Ci/Sikensi : Affrontements hier. Un jeune atteint par balle. Les Abidji sortent le tam-tam de guerre.

Publié le par thruthway

tam-tam-abidji.PNG

 

 

 

Encore une folle journée, hier, dans la commune de Sikensi. Des affrontements qui ont enregistré trois blessés dont un par balle. En dépit des appels au calme lancés par les autorités locales, la tension reste vive.

 


Suite au dérapage des éléments des  forces pro-ouattara (FRCI) ayant occasionné des morts et des blessés parmi les jeunes autochtones de la ville de sikensi, la cohésion sociale est plus que jamais entachée.

 

Les affrontements qui ont eu lieu entre des jeunes abidji de Sikensi et des éléments des FRCI, aidés par certains jeunes malinkés, ont pris actuellement une autre tournure. Il faut dire, que bien avant l’arrivée de la gendarmerie et de la police nationale, la plupart des des forces pro-ouattara stationnées dans cette ville, étaient pour la plupart issues du groupe malinké, depuis les soldats de troupes jusqu’aux chefs de commandement.

 

Cette tribalisassions de l’armée nationale par le régime ouattara est entrain de se retourner contre lui, puisqu’elle contribue à accentuer les clivages ethniques.
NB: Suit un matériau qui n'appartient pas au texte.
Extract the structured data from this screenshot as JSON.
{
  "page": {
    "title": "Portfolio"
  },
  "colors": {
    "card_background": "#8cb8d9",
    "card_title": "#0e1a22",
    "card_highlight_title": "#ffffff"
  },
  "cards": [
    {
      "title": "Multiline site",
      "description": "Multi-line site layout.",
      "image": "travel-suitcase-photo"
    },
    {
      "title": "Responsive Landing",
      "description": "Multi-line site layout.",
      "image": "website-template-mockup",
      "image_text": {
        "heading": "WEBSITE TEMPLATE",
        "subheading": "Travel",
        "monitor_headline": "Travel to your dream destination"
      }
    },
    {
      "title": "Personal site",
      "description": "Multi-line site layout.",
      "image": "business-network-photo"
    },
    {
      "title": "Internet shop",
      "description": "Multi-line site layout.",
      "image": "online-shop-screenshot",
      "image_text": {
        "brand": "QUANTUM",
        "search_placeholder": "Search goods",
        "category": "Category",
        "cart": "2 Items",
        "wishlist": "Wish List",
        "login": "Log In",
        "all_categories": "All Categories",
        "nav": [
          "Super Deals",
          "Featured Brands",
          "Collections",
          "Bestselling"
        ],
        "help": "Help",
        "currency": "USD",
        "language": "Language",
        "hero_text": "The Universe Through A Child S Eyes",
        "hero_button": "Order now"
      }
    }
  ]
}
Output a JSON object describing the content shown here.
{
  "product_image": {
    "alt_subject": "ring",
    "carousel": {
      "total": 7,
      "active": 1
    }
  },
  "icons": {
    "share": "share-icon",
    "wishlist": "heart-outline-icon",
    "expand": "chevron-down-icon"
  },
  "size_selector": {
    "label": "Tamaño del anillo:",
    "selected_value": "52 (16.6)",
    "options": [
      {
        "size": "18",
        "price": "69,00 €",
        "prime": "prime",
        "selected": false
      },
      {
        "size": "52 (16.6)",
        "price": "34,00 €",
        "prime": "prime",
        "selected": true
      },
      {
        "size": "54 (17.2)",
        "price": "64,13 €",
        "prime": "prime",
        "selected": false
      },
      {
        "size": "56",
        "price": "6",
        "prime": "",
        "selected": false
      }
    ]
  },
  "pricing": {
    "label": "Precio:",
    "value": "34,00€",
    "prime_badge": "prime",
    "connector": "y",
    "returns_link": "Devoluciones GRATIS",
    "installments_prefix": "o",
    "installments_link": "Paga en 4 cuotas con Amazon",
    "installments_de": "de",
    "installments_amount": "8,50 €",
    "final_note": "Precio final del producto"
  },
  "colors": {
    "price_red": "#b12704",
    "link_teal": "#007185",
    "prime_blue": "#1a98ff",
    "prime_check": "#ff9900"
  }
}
Et c’est justement ce qui se passe à Sikensi. Aujourd’hui pour la majorité des ivoiriens, « Frci, rime avec communauté malinké » et c’est n’est pas faux. Il suffit de voir la liste des nominations dans la chaîne de commandement de l’armée de Ouattara.

 

Ce sentiment d’exclusion que vivent les autochtones de la ville de Sikensi à quelques kilomètres d’Abidjan, s’est encore accentué hier, lorsque ceux-ci ont vu leurs biens, restaurants et maquis saccagés hier par des supplétifs des forces pro-ouattara. Notamment le maquis « Sagacité ». Il s’en est suivi des affrontements entre les jeunes abidji et les supplétifs des Frci, qui ont été pour l’occasion armés.

 

La preuve, les affrontements d’hier, rapporte le quotidien pro-ouattara « Le jour plus », « ont fait trois blessés dont un par balle, le jeune Bindé Yao Julien (un jeune abidji). Ce dernier a reçu une balle à la cheville ». Face à cette situation, « Les Abidji ont choisi de sortir le tam-tam parleur pour battre le rappel de tous. Les ressortissants de Gomont, Katadji et tous les villages du département de Sikensi sont attendus au chef lieu de département pour poursuivre le combat », rapporte ce même journal.

 

Il faut souligner toutefois que les autorités locales multiplient les actions en vue de ramener le calme. Selon le témoignage de l’adjoint au maire Bindé Angbedji Martial, le préfet du département procède à différentes rencontres pour appeler à l’apaisement. Outre ces actions de bons offices, des dispositions sécuritaires ont été également prévues.

 

« Ce énième incident des FRCI constitue une véritable entorse au processus de réconciliation nationale. Les auteurs doivent subir la rigueur de la loi, conformément à la volonté de la hiérarchie militaire de punir les actes délictueux ». ces propos sont de Stéphane Beyniouah, journaliste et militant du Rdr, le parti politique d’Alassane Ouattara. No comment.